A contract of sale may be absolute or conditional.”
In other words,
a sale is a contract transferring dominion and other real rights in the thing
sold.[29] In the case at bar, petitioner’s
claim of ownership must of necessity fail because he has long abdicated his
rights over the land when he sold it to private respondent’s
predecessor-in-interest.
Petitioner’s
claim that he acquired ownership over the disputed land through possession for
more than twenty (20) years is likewise unmeritorious. While Art. 1134 of the
Civil Code provides that “(o)wnership and other real rights over immovable
property are acquired by ordinary prescription through possession of ten
years,” this provision of law must be read in conjunction with Art. 1117 of the
same Code. This article states that “x
x x (o)rdinary acquisitive prescription of things requires possession in good
faith and with just title for the time fixed by law.” Hence, a prescriptive
title to real estate is not acquired by mere possession thereof under claim of
ownership for a period of ten years unless such possession was acquired con
justo titulo y buena fe (with color of title and good faith).[30] The good faith of the possessor
consists in the reasonable belief that the person from whom he received the
thing was the owner thereof, and could transmit his ownership.[31] For purposes of prescription, there
is just title when the adverse claimant came into possession of the property
through one of the modes recognized by law for the acquisition of ownership or
other real rights but the grantor was not the owner or could not transmit any
right.[32]
Petitioners have
not satisfactorily met the requirements of good faith and just title. As aptly
observed by the trial court, the plaintiff’s admitted acts of converting the boundary line (Bugsayon River) into a
ricefield and thereafter claiming ownership thereof were acts constituting
deprivation of the rights of others and therefore “tantamount to bad faith.”[33] To allow petitioner to benefit from
his own wrong would run counter to the maxim ex dolo malo non oritur actio
(no man can be allowed to found a claim upon his own wrongdoing). Extraordinary acquisitive prescription
cannot similarly vest ownership over the property upon petitioner. Art. 1137 of the Civil Code states that
“(o)wnership and other real rights over immovables prescribe through
uninterrupted adverse possession thereof for thirty years, without need of
title or of good faith.” Petitioner’s
alleged possession in 1962 up to September 1983 when private respondents
entered the property in question spanned twenty-one (21) years. This period of
time is short of the thirty-year requirement mandated by Art. 1137.
Petitioner basically
anchors his claim over the property on the survey plan prepared upon his
request,[34] the tax declaration in his name,[35] the commissioner’s report on the
relocation survey,[36] and the survey plan.[37] Respondent court correctly held
that these documents do not conclusively demonstrate petitioner's title over
Lot Nos. 3918-A and 3606.
A survey
is the act by which the quantity of a parcel of land is ascertained and also a
paper containing a statement of courses, distances, and quantity of land.[38] A survey under a proprietary title
is not a conveyance. It is an
instrument sui generis in the nature of a partition; a customary mode in
which a proprietor has set off to himself in severalty a part of the common
estate.[39] Therefore, a survey, not being a
conveyance, is not a mode of acquiring ownership. A fortiori, petitioner cannot found his claim on the
survey plan reflecting a subdivision of land because it is not conclusive as to
ownership as it may refer only to a delineation of possession.[40]
Furthermore, the
plan was not verified and approved by the Bureau of Lands in accordance with
Sec. 28, paragraph 5 of Act No. 2259, the Cadastral Act, as amended by Sec.

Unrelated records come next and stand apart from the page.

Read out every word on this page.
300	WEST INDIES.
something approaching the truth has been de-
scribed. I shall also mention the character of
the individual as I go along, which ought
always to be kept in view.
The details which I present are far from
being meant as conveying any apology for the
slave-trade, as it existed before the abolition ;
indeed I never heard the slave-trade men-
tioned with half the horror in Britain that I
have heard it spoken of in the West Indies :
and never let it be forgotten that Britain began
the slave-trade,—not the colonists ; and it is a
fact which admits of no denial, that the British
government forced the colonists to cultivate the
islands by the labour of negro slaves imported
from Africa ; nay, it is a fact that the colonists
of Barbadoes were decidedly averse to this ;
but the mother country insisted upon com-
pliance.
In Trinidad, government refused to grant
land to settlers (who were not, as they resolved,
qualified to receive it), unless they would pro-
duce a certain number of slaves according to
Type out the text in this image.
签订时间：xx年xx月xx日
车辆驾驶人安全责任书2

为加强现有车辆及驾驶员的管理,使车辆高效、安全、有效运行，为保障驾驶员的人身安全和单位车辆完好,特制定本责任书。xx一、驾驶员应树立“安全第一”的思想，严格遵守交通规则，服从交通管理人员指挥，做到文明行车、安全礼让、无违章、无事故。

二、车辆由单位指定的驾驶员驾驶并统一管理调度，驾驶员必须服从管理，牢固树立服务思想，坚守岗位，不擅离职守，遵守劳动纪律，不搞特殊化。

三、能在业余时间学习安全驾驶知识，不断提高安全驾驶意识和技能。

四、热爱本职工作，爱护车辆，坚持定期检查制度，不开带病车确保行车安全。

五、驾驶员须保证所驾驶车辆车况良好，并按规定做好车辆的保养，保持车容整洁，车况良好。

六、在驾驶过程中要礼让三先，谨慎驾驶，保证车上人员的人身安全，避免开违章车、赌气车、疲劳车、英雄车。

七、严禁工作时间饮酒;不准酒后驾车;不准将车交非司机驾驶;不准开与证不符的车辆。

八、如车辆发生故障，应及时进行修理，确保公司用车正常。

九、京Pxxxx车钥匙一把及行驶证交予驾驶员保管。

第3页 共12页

1862 of Act No. 2711. Said law ordains
that private surveyors send their original field notes, computations, reports,
surveys, maps and plots regarding a piece of property to the Bureau of Lands
for verification and approval.[41] A survey plan not verified and
approved by said Bureau is nothing more than a private writing, the due
execution and authenticity of which must be proven in accordance with Sec. 20
of Rule 132 of the Rules of Court. The
circumstance that the plan was admitted in evidence without any objection as to
its due execution and authenticity does not signify that the courts shall give
probative value therefor. To admit
evidence and not to believe it subsequently are not contradictory to each
other. This Court cannot alter the
conclusions of the Court of Appeals on the credibility accorded to evidence
presented by the parties.[42]
Similarly,
petitioner’s tax declaration issued under his name is not even persuasive
evidence of his claimed ownership over the land in dispute. A tax declaration, by itself, is not
considered conclusive evidence of ownership.[43] It is merely an indicium of a claim
of ownership.[44] Because it does not by itself give
title, it is of little value in proving one’s ownership.[45] Moreover, the incompatibility in
petitioner’s tax declaration and the commissioner’s report as regards the area
of his claimed property is much too glaring to be ignored. Tax Declaration No. 8717 states that
petitioner’s property has an area of 3.2800 hectares while the totality of his
claim according to the commissioned geodetic engineer’s survey amounts to
4.1385 hectares. There is therefore a
notable discrepancy of 8,585 square meters. On the other hand, private respondent’s claimed property, as borne out by Tax Declaration
No. 12738, totals 5.5 hectares, a more proximate equivalent of the
5.2433-hectare property as shown by the commissioner’s report.
There is also
nothing in the commissioner’s report that substantiates petitioner’s claim that
the disputed land was inside his property. Petitioner capitalizes on the lower
court’s statement in its decision[46] that “as reflected in the commissioner’s
report dated May 23, 1984 (Exhibit 3-3-A), the area claimed is inside lot 3918
of the defendants (Exhibit 2)”[47] or the private respondents.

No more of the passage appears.